土壇場まで西岡参議院議長擁立を模索した小沢一郎

 さらに言えば、次のような事実(情報)もある。代表選出馬の最終決断に至らず地元・京都から前原氏が東京に戻って来たのは22日夕方過ぎ。同夜遅く前原グループ(凌雲会)の幹部会が同ホテルのガーデンコートでセットされていた。そしてその席で前原氏は出馬決断を伝える段取りとなっていた。その直前の午後9時ごろ、同氏はホテルの一室で仙谷氏と会い、代表選に臨むにあたっての最後の調整を行ったのだ。

 前原氏は翌23日の出馬正式表明以降、それまでの発言を微妙に軌道修正した。すなわち、小沢氏の主張と立場に配慮して1.消費増税は直ちには実施しない2.今すぐは大連立を目指さない3.挙党一致で国難に立ち向かう---というものだ。同氏との全面対決回避の可能性を残したのである。

 仙谷氏に対し「前原首相」容認の見返りに自らを幹事長にすることを要求した小沢氏は、色よい返事がなかったことから直ちに、同氏の支持の可能性が取り沙汰される海江田万里経済産業相や鹿野道彦農水相以外の「第3の候補」まで食指を伸ばした。

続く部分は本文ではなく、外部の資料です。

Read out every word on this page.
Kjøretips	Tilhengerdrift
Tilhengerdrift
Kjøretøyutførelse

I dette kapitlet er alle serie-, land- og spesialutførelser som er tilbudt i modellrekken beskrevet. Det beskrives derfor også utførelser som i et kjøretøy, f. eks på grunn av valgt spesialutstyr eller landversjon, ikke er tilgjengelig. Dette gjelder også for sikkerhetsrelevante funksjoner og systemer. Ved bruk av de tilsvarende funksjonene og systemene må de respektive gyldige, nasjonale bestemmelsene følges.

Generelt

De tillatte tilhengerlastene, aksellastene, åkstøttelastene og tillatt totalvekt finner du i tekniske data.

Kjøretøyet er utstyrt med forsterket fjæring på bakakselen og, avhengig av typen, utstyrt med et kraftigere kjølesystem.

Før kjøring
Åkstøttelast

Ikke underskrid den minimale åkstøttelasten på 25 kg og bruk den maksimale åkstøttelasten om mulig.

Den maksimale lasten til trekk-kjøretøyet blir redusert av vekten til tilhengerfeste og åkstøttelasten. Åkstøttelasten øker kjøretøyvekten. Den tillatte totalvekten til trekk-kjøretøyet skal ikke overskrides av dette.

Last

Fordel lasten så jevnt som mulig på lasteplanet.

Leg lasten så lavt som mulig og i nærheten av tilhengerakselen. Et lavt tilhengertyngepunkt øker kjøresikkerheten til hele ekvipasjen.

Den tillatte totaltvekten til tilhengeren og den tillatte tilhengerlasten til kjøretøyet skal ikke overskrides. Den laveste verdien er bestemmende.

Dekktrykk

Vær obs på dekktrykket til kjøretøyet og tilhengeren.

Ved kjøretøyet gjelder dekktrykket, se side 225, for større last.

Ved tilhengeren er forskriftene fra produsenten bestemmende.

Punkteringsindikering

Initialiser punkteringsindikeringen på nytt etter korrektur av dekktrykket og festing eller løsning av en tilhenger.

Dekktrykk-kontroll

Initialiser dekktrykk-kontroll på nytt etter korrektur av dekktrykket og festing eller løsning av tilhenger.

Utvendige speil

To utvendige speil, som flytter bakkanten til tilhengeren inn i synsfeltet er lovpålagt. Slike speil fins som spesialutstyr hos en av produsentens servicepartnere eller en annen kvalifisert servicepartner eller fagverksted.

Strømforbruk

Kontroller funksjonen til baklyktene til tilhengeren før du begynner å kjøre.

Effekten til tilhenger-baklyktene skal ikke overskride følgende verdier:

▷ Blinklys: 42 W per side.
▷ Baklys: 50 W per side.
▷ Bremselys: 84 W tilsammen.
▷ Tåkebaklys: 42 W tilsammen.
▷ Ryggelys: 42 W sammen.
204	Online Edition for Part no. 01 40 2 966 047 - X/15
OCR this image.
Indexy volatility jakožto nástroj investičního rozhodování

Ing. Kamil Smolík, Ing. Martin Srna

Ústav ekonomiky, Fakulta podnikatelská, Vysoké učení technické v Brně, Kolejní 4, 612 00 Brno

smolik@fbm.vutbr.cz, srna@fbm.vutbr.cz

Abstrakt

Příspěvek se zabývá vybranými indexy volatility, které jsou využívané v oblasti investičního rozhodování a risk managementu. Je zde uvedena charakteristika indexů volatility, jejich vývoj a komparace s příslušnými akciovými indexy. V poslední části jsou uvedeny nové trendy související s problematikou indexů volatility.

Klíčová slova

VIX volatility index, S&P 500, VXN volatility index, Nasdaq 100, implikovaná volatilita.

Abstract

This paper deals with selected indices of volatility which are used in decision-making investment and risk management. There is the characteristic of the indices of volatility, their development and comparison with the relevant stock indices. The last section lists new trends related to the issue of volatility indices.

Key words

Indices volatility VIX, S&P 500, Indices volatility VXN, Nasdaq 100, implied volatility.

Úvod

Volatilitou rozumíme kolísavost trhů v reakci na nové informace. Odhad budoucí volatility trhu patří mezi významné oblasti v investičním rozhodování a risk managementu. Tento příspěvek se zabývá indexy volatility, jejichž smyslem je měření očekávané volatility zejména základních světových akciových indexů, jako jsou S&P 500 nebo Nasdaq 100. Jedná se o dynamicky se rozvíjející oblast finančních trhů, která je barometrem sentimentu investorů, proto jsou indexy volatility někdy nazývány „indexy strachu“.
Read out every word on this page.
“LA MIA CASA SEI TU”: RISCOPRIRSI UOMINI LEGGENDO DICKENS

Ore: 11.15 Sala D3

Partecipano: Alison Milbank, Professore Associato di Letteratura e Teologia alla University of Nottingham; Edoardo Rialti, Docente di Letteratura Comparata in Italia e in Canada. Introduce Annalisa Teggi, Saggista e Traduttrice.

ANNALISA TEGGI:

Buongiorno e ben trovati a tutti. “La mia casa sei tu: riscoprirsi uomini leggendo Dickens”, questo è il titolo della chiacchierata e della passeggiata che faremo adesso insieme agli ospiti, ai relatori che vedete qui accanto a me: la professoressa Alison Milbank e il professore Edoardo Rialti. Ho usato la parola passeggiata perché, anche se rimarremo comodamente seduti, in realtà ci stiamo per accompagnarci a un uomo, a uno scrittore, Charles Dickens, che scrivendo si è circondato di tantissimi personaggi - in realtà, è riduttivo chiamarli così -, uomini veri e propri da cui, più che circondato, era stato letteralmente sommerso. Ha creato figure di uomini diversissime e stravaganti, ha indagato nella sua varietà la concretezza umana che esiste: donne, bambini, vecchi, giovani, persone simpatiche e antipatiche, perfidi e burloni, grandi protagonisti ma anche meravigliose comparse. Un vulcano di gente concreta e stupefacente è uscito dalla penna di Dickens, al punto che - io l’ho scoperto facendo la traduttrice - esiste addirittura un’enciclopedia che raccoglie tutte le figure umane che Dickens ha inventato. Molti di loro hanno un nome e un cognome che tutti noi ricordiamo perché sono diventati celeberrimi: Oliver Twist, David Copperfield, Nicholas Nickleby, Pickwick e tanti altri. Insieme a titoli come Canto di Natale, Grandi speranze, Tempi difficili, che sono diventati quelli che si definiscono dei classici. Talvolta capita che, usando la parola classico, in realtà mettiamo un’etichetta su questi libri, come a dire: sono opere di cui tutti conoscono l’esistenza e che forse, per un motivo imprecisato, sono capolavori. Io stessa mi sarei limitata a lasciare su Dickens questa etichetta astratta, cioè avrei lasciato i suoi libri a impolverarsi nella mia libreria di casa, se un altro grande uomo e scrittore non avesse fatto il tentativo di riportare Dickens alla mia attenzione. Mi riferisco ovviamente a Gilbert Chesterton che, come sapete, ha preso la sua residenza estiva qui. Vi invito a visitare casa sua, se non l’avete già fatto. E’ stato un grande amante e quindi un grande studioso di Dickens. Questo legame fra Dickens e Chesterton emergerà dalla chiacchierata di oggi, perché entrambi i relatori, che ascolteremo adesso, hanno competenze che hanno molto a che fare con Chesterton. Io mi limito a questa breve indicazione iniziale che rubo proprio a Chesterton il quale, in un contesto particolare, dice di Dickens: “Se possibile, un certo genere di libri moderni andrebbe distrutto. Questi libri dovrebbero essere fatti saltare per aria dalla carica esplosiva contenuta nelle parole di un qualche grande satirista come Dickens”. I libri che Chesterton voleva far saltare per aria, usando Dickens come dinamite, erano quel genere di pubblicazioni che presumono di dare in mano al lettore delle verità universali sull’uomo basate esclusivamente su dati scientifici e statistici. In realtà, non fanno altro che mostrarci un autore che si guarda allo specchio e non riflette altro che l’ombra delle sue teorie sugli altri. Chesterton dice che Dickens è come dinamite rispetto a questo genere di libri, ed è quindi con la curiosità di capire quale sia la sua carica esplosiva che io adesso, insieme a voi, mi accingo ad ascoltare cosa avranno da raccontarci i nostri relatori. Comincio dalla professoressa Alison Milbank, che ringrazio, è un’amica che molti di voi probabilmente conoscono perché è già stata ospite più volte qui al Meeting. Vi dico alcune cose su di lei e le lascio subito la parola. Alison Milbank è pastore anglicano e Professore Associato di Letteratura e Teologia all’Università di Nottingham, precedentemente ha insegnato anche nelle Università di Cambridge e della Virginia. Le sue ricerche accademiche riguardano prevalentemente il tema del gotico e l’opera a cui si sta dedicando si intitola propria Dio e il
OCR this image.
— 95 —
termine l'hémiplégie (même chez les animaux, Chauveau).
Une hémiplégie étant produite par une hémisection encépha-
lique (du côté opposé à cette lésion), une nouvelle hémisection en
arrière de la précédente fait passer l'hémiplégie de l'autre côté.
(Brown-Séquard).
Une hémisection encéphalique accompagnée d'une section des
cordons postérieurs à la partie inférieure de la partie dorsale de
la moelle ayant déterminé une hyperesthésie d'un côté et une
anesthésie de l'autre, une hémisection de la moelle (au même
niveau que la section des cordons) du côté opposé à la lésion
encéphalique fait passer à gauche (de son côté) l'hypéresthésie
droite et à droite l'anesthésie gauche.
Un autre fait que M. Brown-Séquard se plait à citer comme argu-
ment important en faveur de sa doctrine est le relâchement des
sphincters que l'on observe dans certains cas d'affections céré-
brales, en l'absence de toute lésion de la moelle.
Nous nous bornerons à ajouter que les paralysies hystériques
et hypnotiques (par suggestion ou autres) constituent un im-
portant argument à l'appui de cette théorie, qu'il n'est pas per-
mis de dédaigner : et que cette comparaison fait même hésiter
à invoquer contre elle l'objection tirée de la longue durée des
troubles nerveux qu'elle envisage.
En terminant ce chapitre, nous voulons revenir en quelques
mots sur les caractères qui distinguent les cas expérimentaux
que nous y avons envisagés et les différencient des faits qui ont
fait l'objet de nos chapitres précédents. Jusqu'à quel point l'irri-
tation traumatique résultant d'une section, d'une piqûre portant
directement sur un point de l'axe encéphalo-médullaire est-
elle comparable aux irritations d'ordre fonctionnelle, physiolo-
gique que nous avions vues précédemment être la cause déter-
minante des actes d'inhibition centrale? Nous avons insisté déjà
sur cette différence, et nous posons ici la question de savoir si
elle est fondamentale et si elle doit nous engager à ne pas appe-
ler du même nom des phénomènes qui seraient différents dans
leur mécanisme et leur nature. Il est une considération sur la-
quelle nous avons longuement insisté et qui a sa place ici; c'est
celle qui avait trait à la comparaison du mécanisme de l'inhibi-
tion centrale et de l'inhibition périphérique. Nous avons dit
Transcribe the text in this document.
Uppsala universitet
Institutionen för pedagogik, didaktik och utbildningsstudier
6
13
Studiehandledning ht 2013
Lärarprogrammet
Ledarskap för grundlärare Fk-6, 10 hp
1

 原口一博元総務相以外にも西岡武夫参院議長、松野頼久元官房副長官の名前まで挙がった。原口氏は小沢グループの「北辰会」や鳩山(由紀夫前首相)グループの若手からの反発が強く、現実味に欠ける。あの西岡議長を担ぐということは、端から負け戦を覚悟であり、離党・新党結成の意思の表われと見ることができる。松野氏に至っては論外だ。

 小沢氏は25日午後、鳩山氏との会談で改めて「前原不支持」を確認したが、実は有力な手駒がない小沢氏こそが窮地に立たされているかに見える。だが、その一方で真逆な見方も可能だ。小沢氏は最終的に出馬に意欲を持っていた小沢鋭仁元環境相を海江田氏に一本化・擁立する。と同時に、野田グループ内の前原批判の高まりを横目に前原、野田陣営の分断化を誘い、決選投票での第1位海江田氏と第3位(第4位)鹿野氏連合の結成を目指して代表戦に突入する---これが小沢戦略であろう。

 「数の力」の信奉者小沢氏は党内最大勢力(推定120人)を誇り、昨年9月の代表選での国会議員票200人(菅直人首相は206人)の実績を言い募る。確かに、海江田氏らの「小沢詣で」がメディアで伝えられ、「キーマンは小沢氏」を印象付けた。しかし、その「数」は客観的に精査されるべきだ。

 6月2日の内閣不信任案採決に当たって棄権・欠席した小沢氏を含む衆院議員13人中9人が党員資格停止処分を受けており200人マイナス9人。加えて、前回は小沢氏に一票を投じた細野氏が前原氏支持を明らかにし、中間派のリーダー格である樽床伸二元国対委員長ら約20人が野田氏支持に回るのは確定的である。さらにマイナス約20人となり、約170人が基数になる。

 そこからさらに旧民社党系約25人と旧社会党系約20人の半分は前原、野田氏陣営に流れるので、実は「小沢票」基礎票は多く見積もっても約150人なのだ。もちろん、この中には鳩山グループ約40人が含まれる。小沢グループは最大で100人前後というのが相場観である。そして小沢グループのコアは約30人と言わる。

 代表選は無記名投票なので当選1,2回生の「北辰会」からも少なからず前原票が出るだろう。仮に小沢氏が海江田氏を担いで第一回投票で200人以上の第1位・過半数に届かなければ、決選投票で第2位の前原氏と第3位の野田氏連合に敗れることになる。

 つまり、現時点での読みでは、小沢氏が200票を集めることは容易なことではないということである。ただ、票固めに苦しむ前原氏が第2位はおろか鹿野氏にまで破れ第4位になることもあり得る。

 一方の野田氏は自主投票を決めた菅グループの過半の支持を期待でき、第一回投票で前原氏を上回る可能性が高くなった。従って、液状化代表選の現状では、「次」は誰だと断定できないのが正直なところだ。